All in all, this site seems about as useless as any of those 500 pages you get when you search a phone number (Join OUR phonebook, the NUMBER ONE place for phone-numbers-stolen-from-everyone-else’s number one phonebook!) Googling around a bit, I found some more info on this coursehero operation (these are opinions or reviews from other websites:)

“Coursehero probably isn’t worth the money. The vast majority of the material has been stolen from faculty/university websites. It may be that all the material for your particular school is freely available on the school website.
As anecdotal evidence of this fact there are forms and reports from the Dean’s office of my school on coursehero. The website is a copyright infringing scam to steal your money. It makes me mad that they are stealing money from poor students.”
(From http://answers.yahoo.com/question/index?qid=20100125160855AAu6HwM)

“They are posting stolen content that’s why when you pay and log in, you don’t see most of it because they are being hit hard with DMCA take down letters. This site won’t be up long. Don’t waste your money.”

(from http://m.rateitall.com/i-2055646-course-hero.aspx)

“Yep.  My college has a department named FILES.  Who knew?  Apparently the FILES department teaches something having to do with field exercises.
Yike. To me, this sounds like it is information scraped from unsecured databases or Web site directories. I’d contact the school and let them know that they might have a security issue.”

“I’ll bet there will be lawsuits — they’re clearly just scooping up whatever’s free and available and charging for it.  My stuff’s not open access, so it’s not there.  Remind me to put my name on my handouts….”
(from http://chronicle.com/forums/index.php?topic=63326.10;wap2)

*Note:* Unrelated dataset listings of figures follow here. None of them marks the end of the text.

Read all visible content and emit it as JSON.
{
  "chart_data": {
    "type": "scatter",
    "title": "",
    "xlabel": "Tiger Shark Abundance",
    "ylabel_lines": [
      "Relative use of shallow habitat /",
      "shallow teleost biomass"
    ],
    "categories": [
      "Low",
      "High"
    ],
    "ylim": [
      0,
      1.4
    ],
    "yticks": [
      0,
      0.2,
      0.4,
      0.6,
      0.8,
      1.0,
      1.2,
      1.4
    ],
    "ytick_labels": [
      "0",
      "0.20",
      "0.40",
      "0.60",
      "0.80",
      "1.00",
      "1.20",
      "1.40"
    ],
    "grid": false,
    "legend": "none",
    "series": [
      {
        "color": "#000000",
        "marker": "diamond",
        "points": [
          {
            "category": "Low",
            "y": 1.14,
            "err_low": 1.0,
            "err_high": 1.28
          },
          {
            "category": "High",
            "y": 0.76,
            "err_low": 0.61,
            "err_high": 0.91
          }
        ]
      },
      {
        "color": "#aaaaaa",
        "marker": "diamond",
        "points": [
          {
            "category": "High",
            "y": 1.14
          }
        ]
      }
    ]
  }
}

Their terms of service includes a rather clunky method for claiming copyright infringement, so I decided to take a different approach. Waiting to see if they even respond… If not then I guess I can go all DMCA on it 😛

Subject: Content usage From: Gabe Emerson <> To: info@coursehero.com

Hi, I notice you’re offering a collection of my work for sale on your site. The materials appear to have been scraped from my website without permission, as I have not had an account with your site and did not provide the content. Please provide me with a list of access and sales records for my content, and I will send you an invoice for the use of this material. Specifically, some of my material seems to be listed under “Course: EMERS089” http://www.coursehero.com/sitemap/schools/1241-Minnesota/courses/774509-EMERS089/ I am not sure if you have additional materials as well. Sincerely, -Gabriel Emerson

Update: Coursehero wrote back asking me to verify in a more “formal” manner that the files were mine, and were used without permission. I responded, and they appear to have removed them (at least, the ones that I pointed out, since I don’t have an account, I don’t know if anything else of mine is on there).